Chronicles - Bob Dylan [116]
More than thirty years later, I would see Johnson for myself in eight seconds’ worth of 8-millimeter film shot in Ruleville, Mississippi, on a brightly lit afternoon street by some Germans in the late ’30s. Some people questioned whether it was really him, but slowing the eight seconds down so it was more like eighty seconds, you can see that it really is Robert Johnson, has to be — couldn’t be anyone else. He’s playing with huge, spiderlike hands and they magically move over the strings of his guitar. There’s a harp rack with a harmonica around his neck. He looks nothing like a man of stone, no high-strung temperament. He looks almost childlike, an angelic looking figure, innocent as can be. He’s wearing a white linen jumper, coveralls and an unusual gilded cap like Little Lord Fauntleroy. He looks nothing like a man with the hellhound on his trail. He looks immune to human dread and you stare at the image in disbelief.
In a few years’ time, I’d write and sing songs like “It’s Al-right Ma (I’m Only Bleeding),” “Mr. Tambourine Man,” “Lonesome Death of Hattie Carroll,” “Who Killed Davey Moore,” “Only a Pawn in Their Game,” “A Hard Rain’s A-Gonna Fall” and some others like that. If I hadn’t gone to the Theatre de Lys and heard the ballad “Pirate Jenny,” it might not have dawned on me to write them, that songs like these could be written. In about 1964 and ’65, I probably used about five or six of Robert Johnson’s blues song forms, too, unconsciously, but more on the lyrical imagery side of things. If I hadn’t heard the Robert Johnson record when I did, there probably would have been hundreds of lines of mine that would have been shut down — that I wouldn’t have felt free enough or upraised enough to write. I wasn’t the only one who learned a thing or two from Johnson’s compositions.
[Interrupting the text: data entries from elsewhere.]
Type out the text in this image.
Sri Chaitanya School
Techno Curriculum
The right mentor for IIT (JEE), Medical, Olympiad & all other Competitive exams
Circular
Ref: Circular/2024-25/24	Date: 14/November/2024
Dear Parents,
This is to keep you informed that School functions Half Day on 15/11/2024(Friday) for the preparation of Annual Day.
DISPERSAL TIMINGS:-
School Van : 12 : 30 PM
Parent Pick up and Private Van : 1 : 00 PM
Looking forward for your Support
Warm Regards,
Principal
Johnny Winter, the flamboyant Texan guitar player born a couple of years after me, rewrote Johnson’s song about the phonograph, turning it into a song about a television set. Johnny’s tube is blown and his picture won’t come in. Robert Johnson would have loved that. Johnny, by the way, recorded a song of mine, “Highway 61 Revisited,” which itself was influenced by Johnson’s writing. It’s strange the way circles hook up with themselves. Robert Johnson’s code of language was like nothing I’d heard before or since. To go with all of that, someplace along the line Suze had also introduced me to the poetry of French Symbolist poet Arthur Rimbaud. That was a big deal, too. I came across one of his letters called “Je est un autre,” which translates into “I is someone else.” When I read those words the bells went off. It made perfect sense. I wished someone would have mentioned that to me earlier. It went right along with Johnson’s dark night of the soul and Woody’s hopped-up union meeting sermons and the “Pirate Jenny” framework. Everything was in transition and I was standing in the gateway. Soon I’d step in heavy loaded, fully alive and revved up. Not quite yet, though.
Lou Levy had autonomy at Leeds Music Publishing company the same way John Hammond had autonomy at Columbia Records.